"Dwelling, in the proper sense, is now impossible," wrote Adorno in 1944. "The traditional residences we grew up in have grown intolerable: each trait of comfort in them is paid for with a betrayal of knowledge, each vestige of shelter with the musty pact of family interests." Glibly extrapolating the German philosopher's arguments about subjects, nations, and knowledge, we might note that in 2003, the House of Techno is no less shaky; "the musty pact of family interests" sounds a lot like the compromise that comes with any allegiance to genre.
But Cologne's Kompakt seems out to disprove the theory, having moved into a new space that promises to be the international seat of the microhouse nation. Kompakt has built microhouse its home, because techno, the wandering genre, only dwells in the mix. Kompakt's recent compilations-Friends (mixed by Triple R), Immer, and Speicher (both mixed by Michael Mayer)-are like techno's Real World sans the drama, architectural cross-sections revealing what happens when microhouse's public and private natures collide.
But dwelling is an issue of nation as much as place, and if Kompakt is the world's microhouse superpower, then Traum is its UN label. Label head Riley Reinhold has spent the last few years scouring Eastern Europe, the Americas, and Asia for refugee strains of Kompakt-styled shufflepunk, recording them and bringing them back to the fold. Elektronische Musik-Interkontinental 2 represents Japan, Poland, Mexico, Australia, Canada, the U.S., and more, suggesting both the durability and the mutability of the form.
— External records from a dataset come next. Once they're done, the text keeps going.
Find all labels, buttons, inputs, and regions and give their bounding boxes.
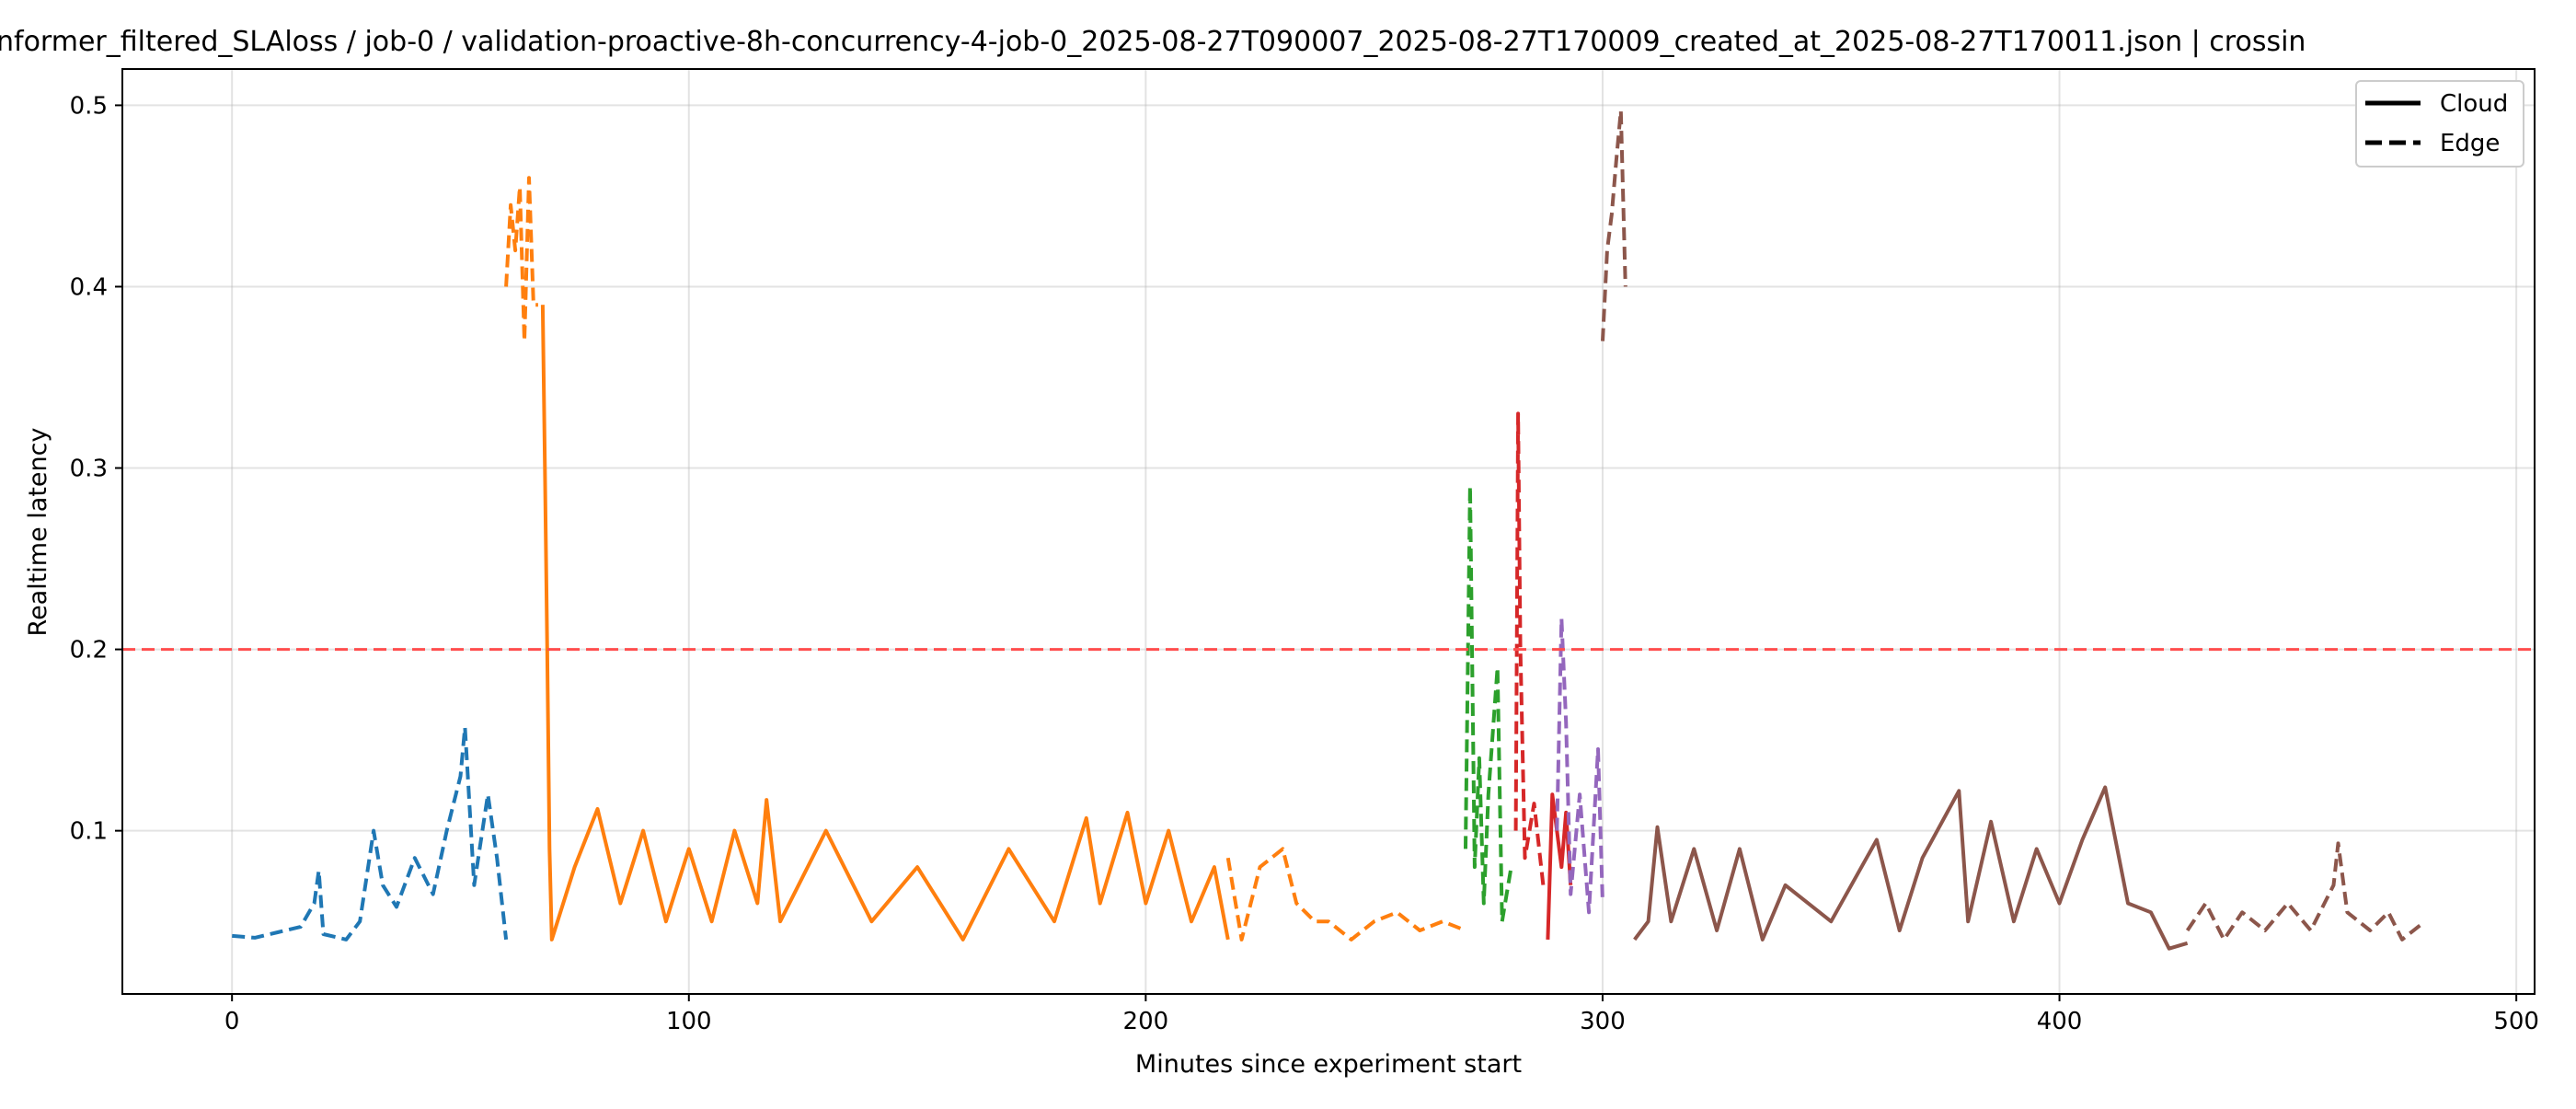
series-line-7 xyxy=(1555,617,1604,915)
series-line-9 xyxy=(1633,785,2189,951)
series-line-0 xyxy=(232,725,509,941)
x-tick-label: 0 xyxy=(224,1008,240,1035)
series-line-8 xyxy=(1601,109,1627,341)
series-line-2 xyxy=(540,305,1230,941)
grid xyxy=(122,69,2535,994)
y-tick-label: 0.1 xyxy=(70,818,108,846)
ticks: 0 100 200 300 400 500 0.1 0.2 0.3 0.4 0.5 xyxy=(70,92,2539,1035)
x-tick-label: 500 xyxy=(2493,1008,2539,1035)
series-line-3 xyxy=(1225,847,1466,941)
plot-frame xyxy=(121,68,2536,995)
chart-title: nformer_filtered_SLAloss / job-0 / valid… xyxy=(0,26,2306,58)
series-line-5 xyxy=(1513,411,1546,886)
x-tick-label: 200 xyxy=(1123,1008,1169,1035)
y-axis-label: Realtime latency xyxy=(24,427,52,636)
y-tick-label: 0.2 xyxy=(70,637,108,664)
series-group xyxy=(232,109,2427,951)
x-axis-label: Minutes since experiment start xyxy=(1135,1050,1522,1079)
legend: Cloud Edge xyxy=(2355,80,2524,168)
series-line-4 xyxy=(1464,484,1513,924)
series-line-1 xyxy=(504,176,538,343)
x-tick-label: 300 xyxy=(1580,1008,1626,1035)
legend-cloud-label: Cloud xyxy=(2440,90,2508,118)
legend-edge-label: Edge xyxy=(2440,130,2500,157)
y-tick-label: 0.3 xyxy=(70,456,108,483)
x-tick-label: 400 xyxy=(2037,1008,2083,1035)
x-tick-label: 100 xyxy=(666,1008,712,1035)
series-line-10 xyxy=(2185,841,2427,941)
y-tick-label: 0.4 xyxy=(70,273,108,301)
y-tick-label: 0.5 xyxy=(70,92,108,120)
It's uncanny, at first, to hear how closely these tracks hew to what we think of as intrinsically Teutonic (post-)techno, but the tiniest details mark their distance from the source like pushpins on a map. If anything, Fax's "Danz" outdoes the Profan crew at their own game. The sound may have been born in Cologne, but Fax (a.k.a. Mexico's Ruben Tamayo) updates the blunted lurch and gritty glide of M:I:5 and Jochem Spieth with a particularly dessicated feel that's as addictive as a fistful of salt. France's Yomgaille reworks Dettinger-styled ambiance with "There," a chugging swirl of competing downbeats that seems perpetually on the verge of drowning in its own wake. Straying further afield, Denmark's Mikkel Metal sets up a shrine to Chicago and Jamaica with "Delete," a plaintive fusion of dub effects and post-rock guitars.
This isn't just about artists mimicking German styles; what's fascinating here is how Traum has uncovered an intercontinental unconscious. Japan's Darmush and America's Smartypants for instance, both tap into the same strange, striated synthesizer tone, as though each were holding up one end of an international taffy-pull. Their similarities have less to do with genre than with a zeitgeist that privileges highly interiorized but still dance club-worthy music, presupposing both infrastructure and audience. It is' dare say, a utopian project. Like virtual states such as Elgaland-Vargalandia and the State of Sabotage, which sidestep the collapsing world of nation-states with mental and digital "border territories," Traum and its allies accomplish the same in purely sonic terms. Elektronische Musik-Interkontinental 2 is the passport to a state of bliss."